Monday, May 6, 2013

Starting Seeds via Trial and Error

With this amazing stretch of warm weather the garden has been abuzz with a flurry of activity. I have been getting many questions about seed starting and planting starts outdoors, I started my own seedlings this year using a tiny kitchen counter garden grow light set up. 

There are many reasons why you might start your own seeds, I am growing a variety of basil from Italy and the starts are not available here. Here is a detailed description of how I am going about things.

 I always begin with peat or coco pellets when I start my seedlings.  They are flat and hard when you get them but then after you add warm water, a lot of warm water, they plump right up and are ready for your seeds.  I poke a tiny hole in the pellet with a bamboo BBQ skewer, a cheap and invaluable garden implement, then place 2-3 seeds in the hole and cover them up again (with said skewer.)  I usually put the plastic dome on the plastic seed flat until the seeds germinate then I remove the dome so I can move the lights down within 1-2 inches of the pellets.  (WARNING!  Do not fill your plastic flat with 48 pellets and place seeds in all of them, (I did this). I ended up with too many seedlings and not enough space on the kitchen counter under the lights for them all.) I then learned my lesson and only planted 1 row of seeds.

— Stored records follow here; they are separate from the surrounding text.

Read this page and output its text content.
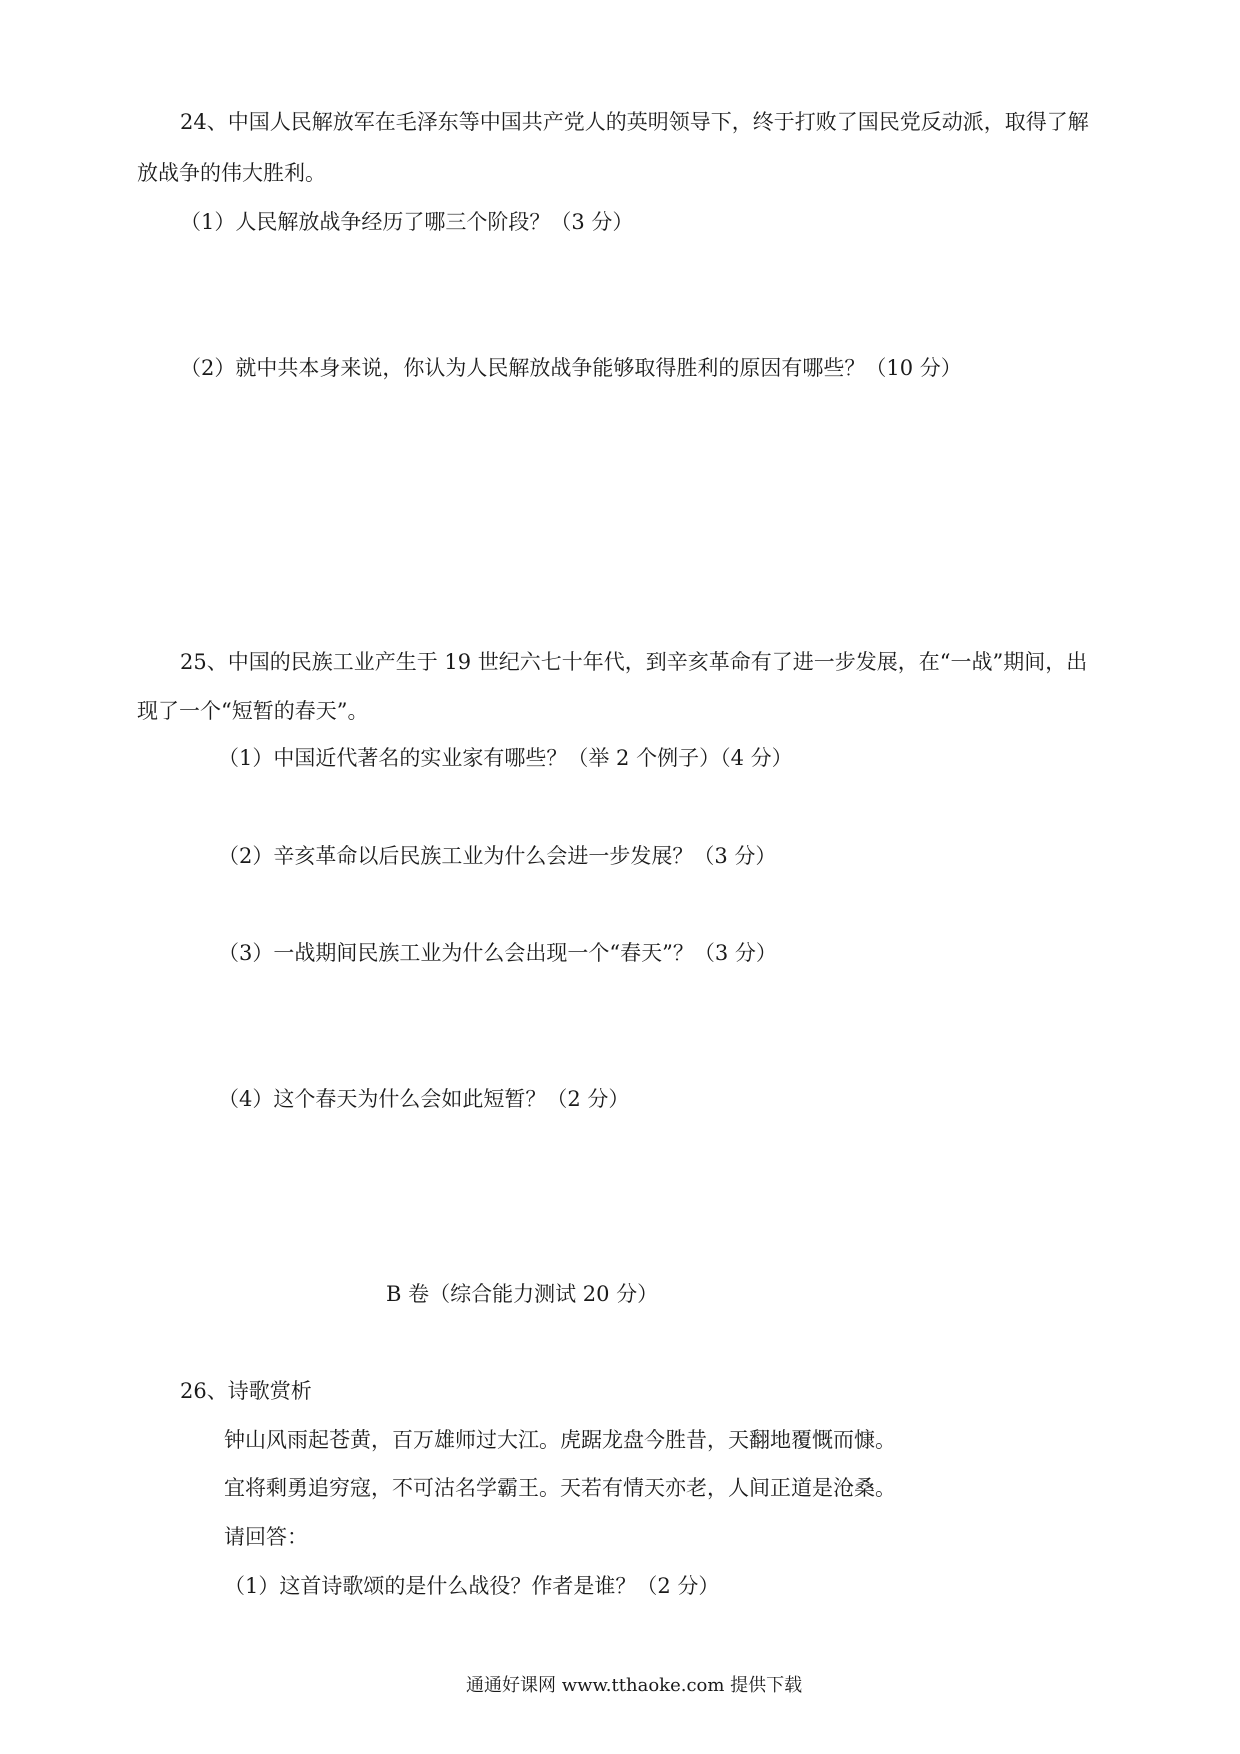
24、中国人民解放军在毛泽东等中国共产党人的英明领导下，终于打败了国民党反动派，取得了解
放战争的伟大胜利。
（1）人民解放战争经历了哪三个阶段？（3 分）
（2）就中共本身来说，你认为人民解放战争能够取得胜利的原因有哪些？（10 分）
25、中国的民族工业产生于 19 世纪六七十年代，到辛亥革命有了进一步发展，在“一战”期间，出
现了一个“短暂的春天”。
（1）中国近代著名的实业家有哪些？（举 2 个例子）（4 分）
（2）辛亥革命以后民族工业为什么会进一步发展？（3 分）
（3）一战期间民族工业为什么会出现一个“春天”？（3 分）
（4）这个春天为什么会如此短暂？（2 分）
B 卷（综合能力测试 20 分）
26、诗歌赏析
钟山风雨起苍黄，百万雄师过大江。虎踞龙盘今胜昔，天翻地覆慨而慷。
宜将剩勇追穷寇，不可沽名学霸王。天若有情天亦老，人间正道是沧桑。
请回答：
（1）这首诗歌颂的是什么战役？作者是谁？（2 分）
通通好课网 www.tthaoke.com 提供下载
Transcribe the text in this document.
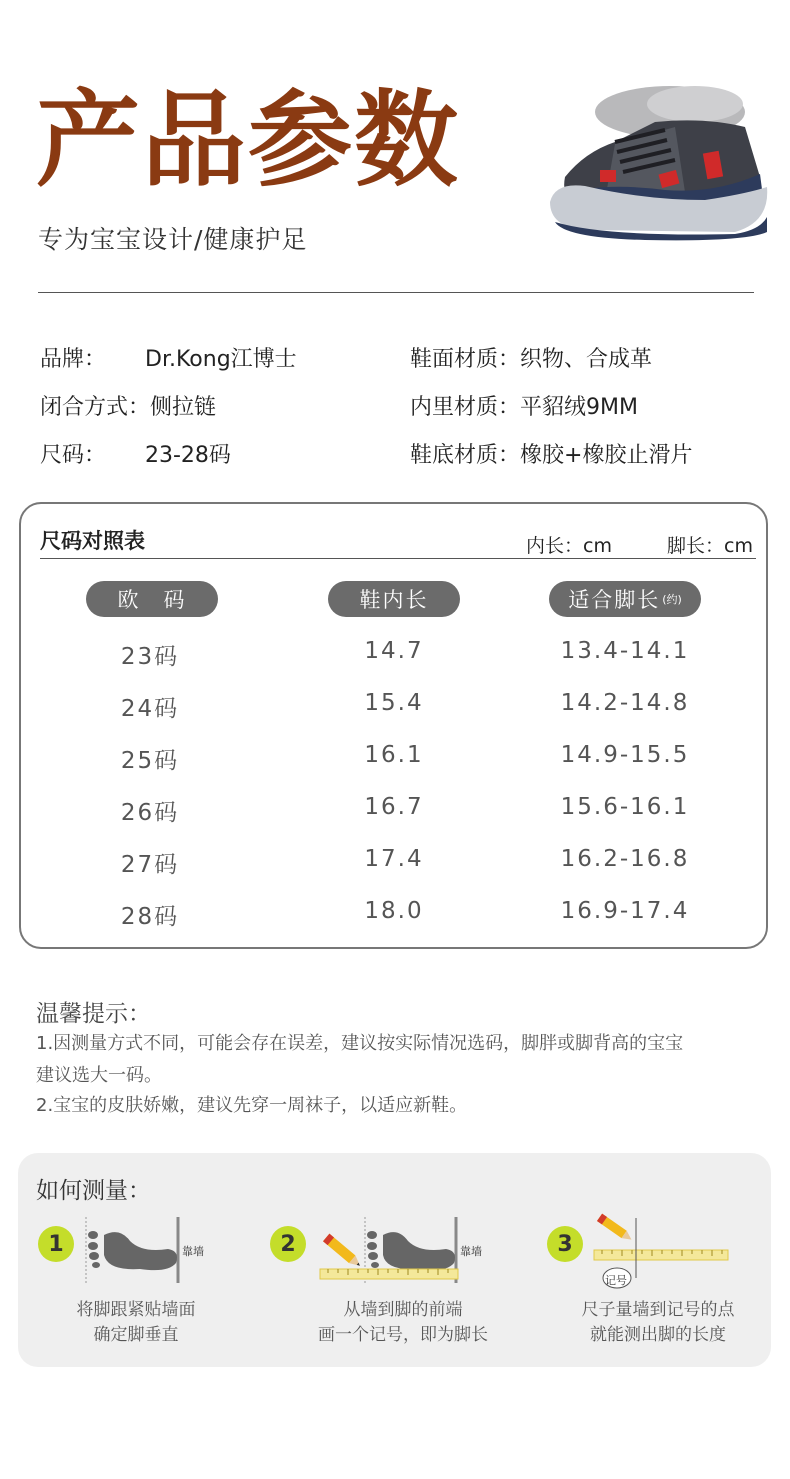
产品参数
专为宝宝设计/健康护足
品牌： Dr.Kong江博士
闭合方式：侧拉链
尺码： 23-28码
鞋面材质：织物、合成革
内里材质：平貂绒9MM
鞋底材质：橡胶+橡胶止滑片
尺码对照表	内长：cm	脚长：cm
欧　码	鞋内长	适合脚长 (约)
23码	14.7	13.4-14.1
24码	15.4	14.2-14.8
25码	16.1	14.9-15.5
26码	16.7	15.6-16.1
27码	17.4	16.2-16.8
28码	18.0	16.9-17.4
温馨提示：
1.因测量方式不同，可能会存在误差，建议按实际情况选码，脚胖或脚背高的宝宝
建议选大一码。
2.宝宝的皮肤娇嫩，建议先穿一周袜子，以适应新鞋。
如何测量：
1	靠墙
将脚跟紧贴墙面
确定脚垂直
2	靠墙
从墙到脚的前端
画一个记号，即为脚长
3
记号
尺子量墙到记号的点
就能测出脚的长度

When you pick up the pellets and see that the roots are beginning to grow through the bottom, then it is time to place them in a 4 inch pot but before I do this, I look at my seedlings and snip off all but the healthiest ones.  Usually this leaves 1-2 small plants per pellet. Next,  fill a small pot with soil about 2/3 of the way, place the pellet inside and then fill the remaining space with soil.  Keep the seedlings watered and when they grow their first set of true leaves, fertilize them with a fish emulsion or a fish and kelp emulsion that is high in nitrogen.  Feed them at half strength once a week.

After your seedlings have grown and are ready to put outside, you must 'harden them off'. This means you must slowly acclimate them to living outside instead of in your comfy climate controlled home.  Remember, they have never felt wind, the hot sun or cold nights.  If you place them outside without hardening them off, they might not make it.  I harden my seedlings off in a cold frame on my deck.  They sit out there for 1-2 weeks or until they danger of frost has passed. I open the top in the day and close it at night to keep them warm.  If you plant cool season plants, you still must harden them off buy many greens can take some cold and frosty nights. (lettuce, peas, greens, etc...)  Root crops are best seeded straight into the ground.

If you do not have a cold frame, you can place them outside for 1 hour a day the first day then gradually increase the time they spend outside until they are out of doors 24/7.  This process can take 7-10 days (10 days to be on the safe side) depending on what plants you are growing.

Alas, I damaged a few of my seedlings when I forgot to open the cold frame top one warm day.  The sun beat down on them in there and almost baked them all.  Their poor sunburned leaves look fried.  I will nurse them carefully in the hopes I can trim off the burned leaves in a week or so.

In about two weeks all my basil starts should be hardened off enough to begin their new lives outside at my p-patch!  Remember the best time to plant transplants or starts outside is when it is rainy or cloudy.  (TIP:  Dig your planting hole, fill the hole with water, when the water drains away, plant your start, and water again.)

I hope to have a bountiful basil harvest this summer.